Following the verbal fight was a battle of the vans, both drivers cutting each other off on the narrow dirt roads and tailing as close as they could. Finally our driver gave up as he saw more passengers outside eager to give him money. It was kind of upsetting to lose the race… but needless to say I was glad to finally step out of the van in Santa Marta in one piece. The first ATM I came upon worked (!) so I was feeling pretty lucky. The streets in Santa Marta seemed a bit livelier than in Taganga with stands selling local sweets, spices and teas, and freshly sliced fruit which I was missing hard from Cartagena (why there aren’t any of these stands in Taganga beats me). I picked up some galletas de huevo (similar to meringues) and a bag of coca leaves for tea (hoping they aren’t taken in the airport!!)

And then. I stumled across this café called Lulo, which seemed to be calling (shouting) my name with its ‘gourmet’ yet cheap arepas filled with combinations of beans, eggs, chorizo, plantains, tropical salads, and queso.

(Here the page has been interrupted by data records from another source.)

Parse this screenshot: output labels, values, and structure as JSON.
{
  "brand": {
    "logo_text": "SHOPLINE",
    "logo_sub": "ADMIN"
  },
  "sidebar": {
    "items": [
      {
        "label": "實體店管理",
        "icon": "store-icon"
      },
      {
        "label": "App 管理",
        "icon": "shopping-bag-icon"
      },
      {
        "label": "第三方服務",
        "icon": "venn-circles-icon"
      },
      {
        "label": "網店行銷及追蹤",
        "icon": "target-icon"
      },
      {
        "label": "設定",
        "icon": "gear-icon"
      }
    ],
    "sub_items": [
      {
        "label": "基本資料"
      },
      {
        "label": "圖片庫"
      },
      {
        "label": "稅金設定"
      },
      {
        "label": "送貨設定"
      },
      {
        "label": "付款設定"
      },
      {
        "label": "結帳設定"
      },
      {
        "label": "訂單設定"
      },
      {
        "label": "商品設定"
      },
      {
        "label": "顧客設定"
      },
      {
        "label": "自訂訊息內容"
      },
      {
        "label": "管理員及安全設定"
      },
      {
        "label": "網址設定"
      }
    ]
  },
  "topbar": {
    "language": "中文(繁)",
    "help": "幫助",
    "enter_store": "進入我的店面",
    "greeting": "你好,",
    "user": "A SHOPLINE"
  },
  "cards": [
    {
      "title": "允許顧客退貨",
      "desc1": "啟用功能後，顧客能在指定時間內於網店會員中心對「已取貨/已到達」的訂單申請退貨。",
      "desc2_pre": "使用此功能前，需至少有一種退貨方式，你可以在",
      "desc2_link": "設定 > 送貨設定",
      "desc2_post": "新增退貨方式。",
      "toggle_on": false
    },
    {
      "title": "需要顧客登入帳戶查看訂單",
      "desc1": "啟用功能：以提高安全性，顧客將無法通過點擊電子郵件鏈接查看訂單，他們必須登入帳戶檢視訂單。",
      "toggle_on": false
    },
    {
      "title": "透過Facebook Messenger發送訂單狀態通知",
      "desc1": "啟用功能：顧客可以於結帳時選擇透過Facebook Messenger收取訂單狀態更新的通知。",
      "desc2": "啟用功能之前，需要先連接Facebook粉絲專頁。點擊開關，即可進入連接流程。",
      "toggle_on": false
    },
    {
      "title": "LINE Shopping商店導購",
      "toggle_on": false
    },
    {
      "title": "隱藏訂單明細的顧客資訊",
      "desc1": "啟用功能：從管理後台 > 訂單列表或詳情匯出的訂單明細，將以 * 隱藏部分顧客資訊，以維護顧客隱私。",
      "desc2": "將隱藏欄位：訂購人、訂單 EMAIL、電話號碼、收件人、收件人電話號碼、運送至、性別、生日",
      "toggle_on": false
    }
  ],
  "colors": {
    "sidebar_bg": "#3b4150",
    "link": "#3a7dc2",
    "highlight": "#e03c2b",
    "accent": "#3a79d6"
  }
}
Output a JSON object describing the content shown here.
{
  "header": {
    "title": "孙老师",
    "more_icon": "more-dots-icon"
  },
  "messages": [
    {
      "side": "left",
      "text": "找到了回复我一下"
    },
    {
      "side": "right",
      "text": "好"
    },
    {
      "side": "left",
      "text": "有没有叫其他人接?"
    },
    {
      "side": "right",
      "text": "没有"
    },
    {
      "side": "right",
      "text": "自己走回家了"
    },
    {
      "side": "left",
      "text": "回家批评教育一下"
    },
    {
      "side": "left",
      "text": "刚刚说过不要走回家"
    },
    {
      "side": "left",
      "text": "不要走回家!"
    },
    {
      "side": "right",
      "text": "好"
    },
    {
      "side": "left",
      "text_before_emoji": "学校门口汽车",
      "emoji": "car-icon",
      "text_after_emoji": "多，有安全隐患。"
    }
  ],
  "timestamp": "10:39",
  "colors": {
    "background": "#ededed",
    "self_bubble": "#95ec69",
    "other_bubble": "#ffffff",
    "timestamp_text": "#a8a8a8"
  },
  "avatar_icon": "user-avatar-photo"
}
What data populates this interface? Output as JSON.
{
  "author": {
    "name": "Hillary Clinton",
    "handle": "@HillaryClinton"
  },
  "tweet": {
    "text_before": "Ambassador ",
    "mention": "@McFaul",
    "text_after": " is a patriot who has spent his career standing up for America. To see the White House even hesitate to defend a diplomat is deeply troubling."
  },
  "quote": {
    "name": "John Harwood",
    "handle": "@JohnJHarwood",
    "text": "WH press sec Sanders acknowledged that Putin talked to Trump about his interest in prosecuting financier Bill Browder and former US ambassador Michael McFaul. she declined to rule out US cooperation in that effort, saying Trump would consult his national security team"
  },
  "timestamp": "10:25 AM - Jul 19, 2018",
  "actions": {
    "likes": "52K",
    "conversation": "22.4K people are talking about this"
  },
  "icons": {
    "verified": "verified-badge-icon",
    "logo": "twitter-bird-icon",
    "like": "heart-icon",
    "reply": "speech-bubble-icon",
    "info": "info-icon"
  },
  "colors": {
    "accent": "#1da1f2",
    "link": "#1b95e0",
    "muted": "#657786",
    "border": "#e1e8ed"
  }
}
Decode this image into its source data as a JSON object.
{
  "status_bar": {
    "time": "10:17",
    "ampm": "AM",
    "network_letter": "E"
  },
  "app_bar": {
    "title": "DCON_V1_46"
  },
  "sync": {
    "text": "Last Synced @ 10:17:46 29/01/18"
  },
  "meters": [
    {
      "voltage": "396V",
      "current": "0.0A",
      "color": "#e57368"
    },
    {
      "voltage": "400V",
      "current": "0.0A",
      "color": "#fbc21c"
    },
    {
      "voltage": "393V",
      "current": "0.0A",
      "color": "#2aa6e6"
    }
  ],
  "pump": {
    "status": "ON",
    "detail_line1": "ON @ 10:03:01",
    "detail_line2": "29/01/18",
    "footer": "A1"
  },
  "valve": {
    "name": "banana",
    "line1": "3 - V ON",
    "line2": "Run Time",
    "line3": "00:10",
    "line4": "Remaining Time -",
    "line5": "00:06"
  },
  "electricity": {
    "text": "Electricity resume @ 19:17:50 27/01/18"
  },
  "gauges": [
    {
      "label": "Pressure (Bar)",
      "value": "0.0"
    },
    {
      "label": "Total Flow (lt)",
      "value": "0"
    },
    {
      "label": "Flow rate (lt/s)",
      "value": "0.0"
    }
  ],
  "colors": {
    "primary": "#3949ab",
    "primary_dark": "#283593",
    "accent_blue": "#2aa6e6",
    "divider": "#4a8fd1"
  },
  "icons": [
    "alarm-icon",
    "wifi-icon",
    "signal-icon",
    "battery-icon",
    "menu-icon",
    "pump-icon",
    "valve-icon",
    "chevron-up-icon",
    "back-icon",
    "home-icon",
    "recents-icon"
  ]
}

In addition they offered ‘ceviche a maracuya (passion fruit) y mango’, and smoothies galore made with organic tropical fruits. I was planning on getting lunch back in Taganga at a recommended sandwich shop, but the call of this café was too strong to ignore.

After annoying the waitress for deliberating so long on my order, I settled on the ‘arepa vegetariana’. First came out a large bowl of soup, as is typical with lunch. But this soup was no ordinary Colombian potato-mystery meat soup – it was a deliciously complex roasted tomato and herb soup, topped with mozzarella and strips of toasted bread. Impressed already.

Next the arepa, which was even further from ordinary. The waitress set before me a grilled corn patty piled 5 inches (literally) high with deliciousness. Ohhh how I wish I had my camera! Upon slicing into it I knew instantly this was the best thing I had eaten so far in Colombia. And if I were a celebrity chef, it would no doubt qualify as ‘The Best Thing I Ever Ate’ …ever. In all seriousness. The cheesey grilled arepa sat underneath a pile of tender grilled eggplant, strips of lightly fried plantain, big red beans, purple cabbage, paper-thin radish slices, diced tomato, green onion and a dollop of light cream. My favorite combination of foods and flavors — all cooked perfectly, seasoned perfectly, and blended perfectly together.

At that moment I really wished I was with someone who I could express my emotions with, as all I could do was tell the waitress how incredible it was. She just smiled at me in a way that said, “yeah, I know.”

view over Taganga, Colombia

view over Taganga, Colombia

The trip back to Taganga was almost as exciting as we played the game of ‘how many people can we fit into an 8-person van’. I’d say we were approaching 20 by the time we left town. Although I could not understand the mumbling-laughter  of the lady next to me, I knew she was joking with me about our situation. It’s really all you can do when it’s 95+ degrees and you’re crammed in a van with 12 more people than it was meant for.

Days like these, when a seemingly trivial trip to the ATM becomes an adventure in itself (and a delicious one at that), remind me what I love about travel.